= Fast N' Loud season 1 =

Season 1 of Fast N' Loud started on June 6, 2012, and ended on December 8, 2012, for a total of 14 episodes. Season 1 was filmed on location on Reeder Road in Dallas, Texas, in a shop building rented from Phipps Auto, which was also featured in the show. The Gas Monkey Garage crew worked in the back shop, while Rawlings brought Corvettes, Cadillacs, and other cars that were going to be "quick flips" to Dewaine Phipps to get them running again. Gas Monkey Garage also had an ongoing business relationship with Sue Martin, a successful Taiwanese immigrant, at ASM Auto Upholstery, a business that was literally within car-pushing distance of their shop. KC Mathieu, a long-time friend of Kaufman's and owner of KC's Paint Shop, is part of the regular GMG crew and the painter for Gas Monkey Garage. Another heavily featured member of the Gas Monkey Garage crew during Season 1 was Scot McMillan Jr., of Scot Rods Garage, who left at the end of Season 1 to work at his own shop. During Season 1, Rawlings also hired an office assistant named Christie Brimberry, who makes repeated appearances on the show. The final two episodes of the season are not available for streaming on Discovery+.

==Episodes==

| No. overall | No. in season | Title | Original release date | U.S. viewers (millions) |
| 1 | 1 | "Model A Madness" | June 6, 2012 | 0.97 |
Richard and Aaron find the hot rod of their dreams: a rust-free 1931 Model A. As renovation costs pile up, Richard looks to make some fast cash with a couple of quick flips, including the "Drive Angry" Buick Riviera and a Chevy 210.
| 2 | 2 | "Awesome Aussies & Olds" | June 13, 2012 | 1.37 |
Richard and Aaron find a '55 Chevy Bel Air as well as a 1950 Oldsmobile Rocket 88 coupe, which had been perfectly preserved in a garage for over 50 years.
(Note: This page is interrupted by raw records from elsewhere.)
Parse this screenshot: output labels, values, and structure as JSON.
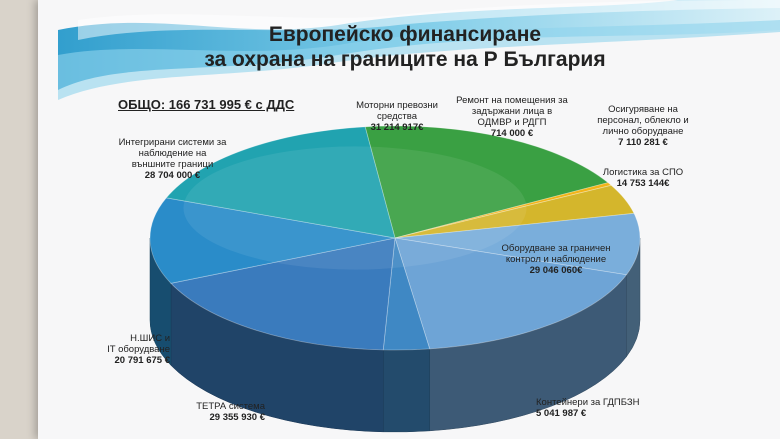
{
  "title_line1": "Европейско финансиране",
  "title_line2": "за охрана на границите на Р България",
  "total_label": "ОБЩО: 166 731 995 € с ДДС",
  "colors": {
    "background": "#f7f7f8",
    "wave_dark": "#1e9fd0",
    "wave_light": "#bfe7f4"
  },
  "chart_data": {
    "type": "pie",
    "slices": [
      {
        "label_lines": [
          "Моторни превозни",
          "средства"
        ],
        "value": 31214917,
        "value_label": "31 214 917€",
        "color": "#3aa043"
      },
      {
        "label_lines": [
          "Ремонт на помещения за",
          "задържани лица в",
          "ОДМВР и РДГП"
        ],
        "value": 714000,
        "value_label": "714 000 €",
        "color": "#f2b418"
      },
      {
        "label_lines": [
          "Осигуряване на",
          "персонал, облекло и",
          "лично оборудване"
        ],
        "value": 7110281,
        "value_label": "7 110 281 €",
        "color": "#d4b62c"
      },
      {
        "label_lines": [
          "Логистика за СПО"
        ],
        "value": 14753144,
        "value_label": "14 753 144€",
        "color": "#7aaedb"
      },
      {
        "label_lines": [
          "Оборудване за граничен",
          "контрол и наблюдение"
        ],
        "value": 29046060,
        "value_label": "29 046 060€",
        "color": "#6ea4d6"
      },
      {
        "label_lines": [
          "Контейнери за ГДПБЗН"
        ],
        "value": 5041987,
        "value_label": "5 041 987 €",
        "color": "#3f88c4"
      },
      {
        "label_lines": [
          "ТЕТРА система"
        ],
        "value": 29355930,
        "value_label": "29 355 930 €",
        "color": "#3a7bbd"
      },
      {
        "label_lines": [
          "Н.ШИС и",
          "IT оборудване"
        ],
        "value": 20791675,
        "value_label": "20 791 675 €",
        "color": "#2a8cc9"
      },
      {
        "label_lines": [
          "Интегрирани системи за",
          "наблюдение на",
          "външните граници"
        ],
        "value": 28704000,
        "value_label": "28 704 000 €",
        "color": "#21a3b0"
      }
    ]
  }
}
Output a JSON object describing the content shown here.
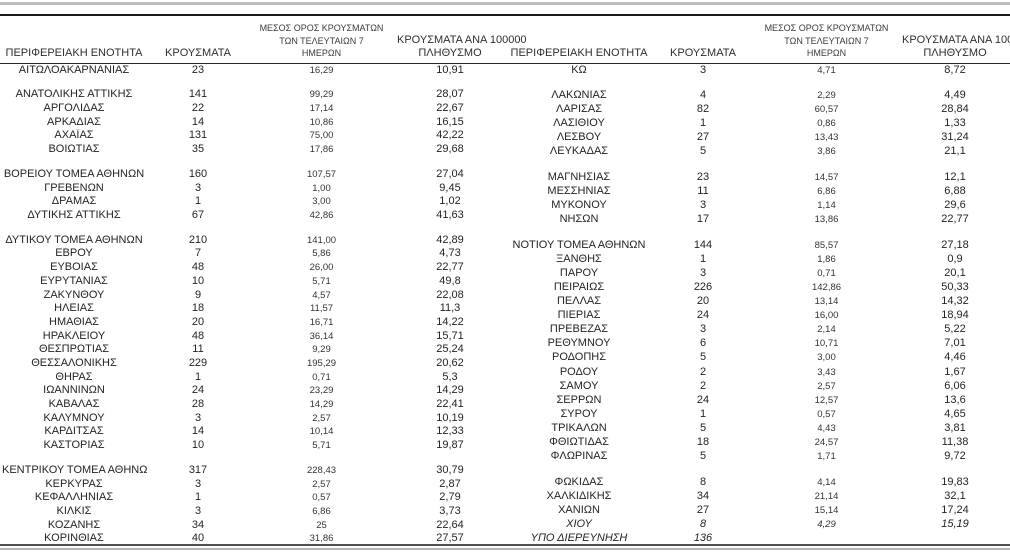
{
  "colors": {
    "text": "#242424",
    "rule_dark": "#1a1a1a",
    "rule_gray": "#bdbdbd"
  },
  "header": {
    "region": "ΠΕΡΙΦΕΡΕΙΑΚΗ ΕΝΟΤΗΤΑ",
    "cases": "ΚΡΟΥΣΜΑΤΑ",
    "avg7": [
      "ΜΕΣΟΣ ΟΡΟΣ ΚΡΟΥΣΜΑΤΩΝ",
      "ΤΩΝ ΤΕΛΕΥΤΑΙΩΝ 7",
      "ΗΜΕΡΩΝ"
    ],
    "per100k": [
      "ΚΡΟΥΣΜΑΤΑ ΑΝΑ 100000",
      "ΠΛΗΘΥΣΜΟ"
    ]
  },
  "tables": [
    {
      "id": "left",
      "groups": [
        [
          {
            "region": "ΑΙΤΩΛΟΑΚΑΡΝΑΝΙΑΣ",
            "cases": "23",
            "avg7": "16,29",
            "per100k": "10,91"
          }
        ],
        [
          {
            "region": "ΑΝΑΤΟΛΙΚΗΣ ΑΤΤΙΚΗΣ",
            "cases": "141",
            "avg7": "99,29",
            "per100k": "28,07"
          },
          {
            "region": "ΑΡΓΟΛΙΔΑΣ",
            "cases": "22",
            "avg7": "17,14",
            "per100k": "22,67"
          },
          {
            "region": "ΑΡΚΑΔΙΑΣ",
            "cases": "14",
            "avg7": "10,86",
            "per100k": "16,15"
          },
          {
            "region": "ΑΧΑΪΑΣ",
            "cases": "131",
            "avg7": "75,00",
            "per100k": "42,22"
          },
          {
            "region": "ΒΟΙΩΤΙΑΣ",
            "cases": "35",
            "avg7": "17,86",
            "per100k": "29,68"
          }
        ],
        [
          {
            "region": "ΒΟΡΕΙΟΥ ΤΟΜΕΑ ΑΘΗΝΩΝ",
            "cases": "160",
            "avg7": "107,57",
            "per100k": "27,04"
          },
          {
            "region": "ΓΡΕΒΕΝΩΝ",
            "cases": "3",
            "avg7": "1,00",
            "per100k": "9,45"
          },
          {
            "region": "ΔΡΑΜΑΣ",
            "cases": "1",
            "avg7": "3,00",
            "per100k": "1,02"
          },
          {
            "region": "ΔΥΤΙΚΗΣ ΑΤΤΙΚΗΣ",
            "cases": "67",
            "avg7": "42,86",
            "per100k": "41,63"
          }
        ],
        [
          {
            "region": "ΔΥΤΙΚΟΥ ΤΟΜΕΑ ΑΘΗΝΩΝ",
            "cases": "210",
            "avg7": "141,00",
            "per100k": "42,89"
          },
          {
            "region": "ΕΒΡΟΥ",
            "cases": "7",
            "avg7": "5,86",
            "per100k": "4,73"
          },
          {
            "region": "ΕΥΒΟΙΑΣ",
            "cases": "48",
            "avg7": "26,00",
            "per100k": "22,77"
          },
          {
            "region": "ΕΥΡΥΤΑΝΙΑΣ",
            "cases": "10",
            "avg7": "5,71",
            "per100k": "49,8"
          },
          {
            "region": "ΖΑΚΥΝΘΟΥ",
            "cases": "9",
            "avg7": "4,57",
            "per100k": "22,08"
          },
          {
            "region": "ΗΛΕΙΑΣ",
            "cases": "18",
            "avg7": "11,57",
            "per100k": "11,3"
          },
          {
            "region": "ΗΜΑΘΙΑΣ",
            "cases": "20",
            "avg7": "16,71",
            "per100k": "14,22"
          },
          {
            "region": "ΗΡΑΚΛΕΙΟΥ",
            "cases": "48",
            "avg7": "36,14",
            "per100k": "15,71"
          },
          {
            "region": "ΘΕΣΠΡΩΤΙΑΣ",
            "cases": "11",
            "avg7": "9,29",
            "per100k": "25,24"
          },
          {
            "region": "ΘΕΣΣΑΛΟΝΙΚΗΣ",
            "cases": "229",
            "avg7": "195,29",
            "per100k": "20,62"
          },
          {
            "region": "ΘΗΡΑΣ",
            "cases": "1",
            "avg7": "0,71",
            "per100k": "5,3"
          },
          {
            "region": "ΙΩΑΝΝΙΝΩΝ",
            "cases": "24",
            "avg7": "23,29",
            "per100k": "14,29"
          },
          {
            "region": "ΚΑΒΑΛΑΣ",
            "cases": "28",
            "avg7": "14,29",
            "per100k": "22,41"
          },
          {
            "region": "ΚΑΛΥΜΝΟΥ",
            "cases": "3",
            "avg7": "2,57",
            "per100k": "10,19"
          },
          {
            "region": "ΚΑΡΔΙΤΣΑΣ",
            "cases": "14",
            "avg7": "10,14",
            "per100k": "12,33"
          },
          {
            "region": "ΚΑΣΤΟΡΙΑΣ",
            "cases": "10",
            "avg7": "5,71",
            "per100k": "19,87"
          }
        ],
        [
          {
            "region": "ΚΕΝΤΡΙΚΟΥ ΤΟΜΕΑ ΑΘΗΝΩΝ",
            "cases": "317",
            "avg7": "228,43",
            "per100k": "30,79"
          },
          {
            "region": "ΚΕΡΚΥΡΑΣ",
            "cases": "3",
            "avg7": "2,57",
            "per100k": "2,87"
          },
          {
            "region": "ΚΕΦΑΛΛΗΝΙΑΣ",
            "cases": "1",
            "avg7": "0,57",
            "per100k": "2,79"
          },
          {
            "region": "ΚΙΛΚΙΣ",
            "cases": "3",
            "avg7": "6,86",
            "per100k": "3,73"
          },
          {
            "region": "ΚΟΖΑΝΗΣ",
            "cases": "34",
            "avg7": "25",
            "per100k": "22,64"
          },
          {
            "region": "ΚΟΡΙΝΘΙΑΣ",
            "cases": "40",
            "avg7": "31,86",
            "per100k": "27,57"
          }
        ]
      ]
    },
    {
      "id": "right",
      "groups": [
        [
          {
            "region": "ΚΩ",
            "cases": "3",
            "avg7": "4,71",
            "per100k": "8,72"
          }
        ],
        [
          {
            "region": "ΛΑΚΩΝΙΑΣ",
            "cases": "4",
            "avg7": "2,29",
            "per100k": "4,49"
          },
          {
            "region": "ΛΑΡΙΣΑΣ",
            "cases": "82",
            "avg7": "60,57",
            "per100k": "28,84"
          },
          {
            "region": "ΛΑΣΙΘΙΟΥ",
            "cases": "1",
            "avg7": "0,86",
            "per100k": "1,33"
          },
          {
            "region": "ΛΕΣΒΟΥ",
            "cases": "27",
            "avg7": "13,43",
            "per100k": "31,24"
          },
          {
            "region": "ΛΕΥΚΑΔΑΣ",
            "cases": "5",
            "avg7": "3,86",
            "per100k": "21,1"
          }
        ],
        [
          {
            "region": "ΜΑΓΝΗΣΙΑΣ",
            "cases": "23",
            "avg7": "14,57",
            "per100k": "12,1"
          },
          {
            "region": "ΜΕΣΣΗΝΙΑΣ",
            "cases": "11",
            "avg7": "6,86",
            "per100k": "6,88"
          },
          {
            "region": "ΜΥΚΟΝΟΥ",
            "cases": "3",
            "avg7": "1,14",
            "per100k": "29,6"
          },
          {
            "region": "ΝΗΣΩΝ",
            "cases": "17",
            "avg7": "13,86",
            "per100k": "22,77"
          }
        ],
        [
          {
            "region": "ΝΟΤΙΟΥ ΤΟΜΕΑ ΑΘΗΝΩΝ",
            "cases": "144",
            "avg7": "85,57",
            "per100k": "27,18"
          },
          {
            "region": "ΞΑΝΘΗΣ",
            "cases": "1",
            "avg7": "1,86",
            "per100k": "0,9"
          },
          {
            "region": "ΠΑΡΟΥ",
            "cases": "3",
            "avg7": "0,71",
            "per100k": "20,1"
          },
          {
            "region": "ΠΕΙΡΑΙΩΣ",
            "cases": "226",
            "avg7": "142,86",
            "per100k": "50,33"
          },
          {
            "region": "ΠΕΛΛΑΣ",
            "cases": "20",
            "avg7": "13,14",
            "per100k": "14,32"
          },
          {
            "region": "ΠΙΕΡΙΑΣ",
            "cases": "24",
            "avg7": "16,00",
            "per100k": "18,94"
          },
          {
            "region": "ΠΡΕΒΕΖΑΣ",
            "cases": "3",
            "avg7": "2,14",
            "per100k": "5,22"
          },
          {
            "region": "ΡΕΘΥΜΝΟΥ",
            "cases": "6",
            "avg7": "10,71",
            "per100k": "7,01"
          },
          {
            "region": "ΡΟΔΟΠΗΣ",
            "cases": "5",
            "avg7": "3,00",
            "per100k": "4,46"
          },
          {
            "region": "ΡΟΔΟΥ",
            "cases": "2",
            "avg7": "3,43",
            "per100k": "1,67"
          },
          {
            "region": "ΣΑΜΟΥ",
            "cases": "2",
            "avg7": "2,57",
            "per100k": "6,06"
          },
          {
            "region": "ΣΕΡΡΩΝ",
            "cases": "24",
            "avg7": "12,57",
            "per100k": "13,6"
          },
          {
            "region": "ΣΥΡΟΥ",
            "cases": "1",
            "avg7": "0,57",
            "per100k": "4,65"
          },
          {
            "region": "ΤΡΙΚΑΛΩΝ",
            "cases": "5",
            "avg7": "4,43",
            "per100k": "3,81"
          },
          {
            "region": "ΦΘΙΩΤΙΔΑΣ",
            "cases": "18",
            "avg7": "24,57",
            "per100k": "11,38"
          },
          {
            "region": "ΦΛΩΡΙΝΑΣ",
            "cases": "5",
            "avg7": "1,71",
            "per100k": "9,72"
          }
        ],
        [
          {
            "region": "ΦΩΚΙΔΑΣ",
            "cases": "8",
            "avg7": "4,14",
            "per100k": "19,83"
          },
          {
            "region": "ΧΑΛΚΙΔΙΚΗΣ",
            "cases": "34",
            "avg7": "21,14",
            "per100k": "32,1"
          },
          {
            "region": "ΧΑΝΙΩΝ",
            "cases": "27",
            "avg7": "15,14",
            "per100k": "17,24"
          },
          {
            "region": "ΧΙΟΥ",
            "cases": "8",
            "avg7": "4,29",
            "per100k": "15,19",
            "italic": true
          },
          {
            "region": "ΥΠΟ ΔΙΕΡΕΥΝΗΣΗ",
            "cases": "136",
            "avg7": "",
            "per100k": "",
            "italic": true
          }
        ]
      ]
    }
  ]
}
They have 48 hours to fix up a broken-down '73 Caddy convertible for two Aussies hitting Route 66.
| 3 | 3 | "Monkey Business Dragster" | June 20, 2012 | 1.39 |
Richard and Aaron stumble upon a diamond in the rough: a 1960s Gasser that Richard wants to race. They buy a gleaming '32 Pontiac at a swap meet. And is a friend's 1960 Cadillac Sedan De Ville haunted and cursing the garage?
| 4 | 4 | "Double-Trouble Galaxy" | June 27, 2012 | 1.39 |
Richard and Aaron scramble to get a replacement '64 Galaxie ready for auction after the first one they find turns out to be in much rougher shape than expected. They have to get creative to get a stuck 1949 F-1 Ford off the back of a large car hauler.
| 5 | 5 | "Low-Riding Lincoln" | July 11, 2012 | 1.45 |
Richard and Aaron turn the granddaddy of big cars, a 1970 Lincoln Continental Mark III, into a muscle car and bring a '68 Ford pickup back to life. Richard scoops up a 1970s style hot rod kit car with a mysterious past.
| 6 | 6 | "Frankensteined Ford" | July 18, 2012 | 1.50 |
The Gas Monkey guys "frankenstein" together a '68 Ford F-100 truck by blending together two vehicles that shouldn't go together. Richard relives his youth with a '77 Trans Am Firebird. He flips a '67 Caddy convertible to an international buyer.
| 7 | 7 | "Amazing Impala" | September 3, 2012 | 1.91 |
Richard, Aaron and the Gas Monkey crew unbury a '64 Impala buried in 10 years of debris and bring it back to life. A 1951 Bruco Fire Truck sparks former firefighter Richard's fancy as does a 1955 Caddy Coupe de Ville nicknamed Dolly.
| 8 | 8 | "'48 Chevy Fleet" | September 10, 2012 | 0.90 |
Richard, Aaron, and the Gas Monkey crew try to "knock the ugly outta" a '48 Chevy Fleetmaster. Richard makes a profit but still gets schooled on a '74 Corvette. It's a tough Oklahoma crowd at the auction for their Chevy and "Scarface"-worthy '63 Caddy.
| 9 | 9 | "Ramshackle Rambler" | September 17, 2012 | 1.50 |
The Gas Monkey crew revives a rust-and-rat filled 59 Rambler to make it SoCal surf-worthy once again. Richard haggles for a 31 Model A. His new Willys Coupe Gasser could be worth $200K if Richard can prove its connection to a legendary drag racing team.
| 10 | 10 | "One-of-a-Kind Woodill" | September 24, 2012 | 1.38 |
The Gas Monkey crew have to handle a rare, fragile and flammable fiberglass-bodied Woodill Wildfire with kid gloves if they're going to make a six-figure sale. The boys take in a Harley and then blow off steam by entering Richard in the Demolition Derby.
| 11 | 11 | "Fast & Furious Fairmont" | October 1, 2012 | 1.44 |
Richard stretches Gas Monkey's style and Aaron's skills by making an "ugly" 1978 Ford Fairmont into a cool, mirrored drift car. Richard flips a rare 1967 Corvette Stingray complete with tank sticker and bets his driving skills to sell the shop truck.
| 12 | 12 | "Holy Grail Hot Rod" | October 8, 2012 | 1.65 |
Richard and Aaron pick up a very rare 32 Ford 3-window, but buying it is about all they can agree upon. They can't agree on how to freshen up a 1964 Econoline van for their "Swag Wagon" either. But they can agree a gifted 1989 Shelby pickup has got to go!
| 13 | 13 | "Apache • Road to Chopper Live, Part 1" | December 3, 2012 | 1.30 |
| 14 | 14 | "Apache • Road to Chopper Live, Part 2" | December 10, 2012 | 1.91 |
In this two-part show, The Gas Monkeys are invited to the biker build off against Paul Snr, Paul Jnr and Jessie James.